For patients with an underbite, there are different orthodontic appliances that can be used to correct the bite. If interceptive orthodontic care is started before a child reaches puberty, reverse pull headgear (also known as a facemask) is an effective treatment option that can fix a patient’s bite and help avoid surgery in the future.
The headgear is worn on the face and it rests on the patient’s forehead and chin. The same rubber bands used to bring the upper jaw forward also provide the reciprocal force to hold the appliance against the face.
Reverse headgear is used in growing patients with underbites to move the jaw in the same direction that it was supposed to grow in the first place. More specifically, it is used when the upper jaw is underdeveloped, usually front to back or side to side, to pull it forward and assist in the growth of the upper jaw. I also will use this appliance sometimes if the lower jaw is a little overdeveloped and positioned forward.

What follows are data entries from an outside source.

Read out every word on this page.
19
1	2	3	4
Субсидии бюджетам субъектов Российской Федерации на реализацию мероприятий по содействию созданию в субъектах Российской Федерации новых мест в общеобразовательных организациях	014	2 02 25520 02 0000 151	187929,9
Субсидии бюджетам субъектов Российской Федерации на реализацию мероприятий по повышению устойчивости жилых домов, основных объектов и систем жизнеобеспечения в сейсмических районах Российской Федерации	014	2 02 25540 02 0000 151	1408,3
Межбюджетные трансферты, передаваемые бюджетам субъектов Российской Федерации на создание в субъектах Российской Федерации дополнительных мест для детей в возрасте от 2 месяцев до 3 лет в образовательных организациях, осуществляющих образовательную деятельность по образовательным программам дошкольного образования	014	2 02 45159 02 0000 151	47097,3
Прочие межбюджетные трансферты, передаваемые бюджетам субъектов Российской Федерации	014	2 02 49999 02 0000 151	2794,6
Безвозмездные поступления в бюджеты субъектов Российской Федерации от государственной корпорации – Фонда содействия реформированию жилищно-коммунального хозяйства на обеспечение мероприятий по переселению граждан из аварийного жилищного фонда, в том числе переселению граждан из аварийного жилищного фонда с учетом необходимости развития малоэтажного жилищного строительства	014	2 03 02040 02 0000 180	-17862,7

Expanders are also often incorporated to increase vertical height a little bit, but mostly to bring an underdeveloped upper jaw forward.
If a child uses reverse headgear at an early age (as young as four or five years old), I can fix a significant underbite in three to four months when worn 18 hours a day, and even sooner if they keep it on 24 hours a day. I prefer to treat the patients when they are young enough that their baby teeth have plenty of long roots so we don’t have to compromise permanent molars. This treatment is ideal for children four years old up to puberty. After that, when children have a growth spurt, the reverse pull headgear has less of a jaw effect and just some tooth effect.
Treating patients with reverse pull headgear at a young age produces a more balanced face, a better profile (less concave) and a healthier bite.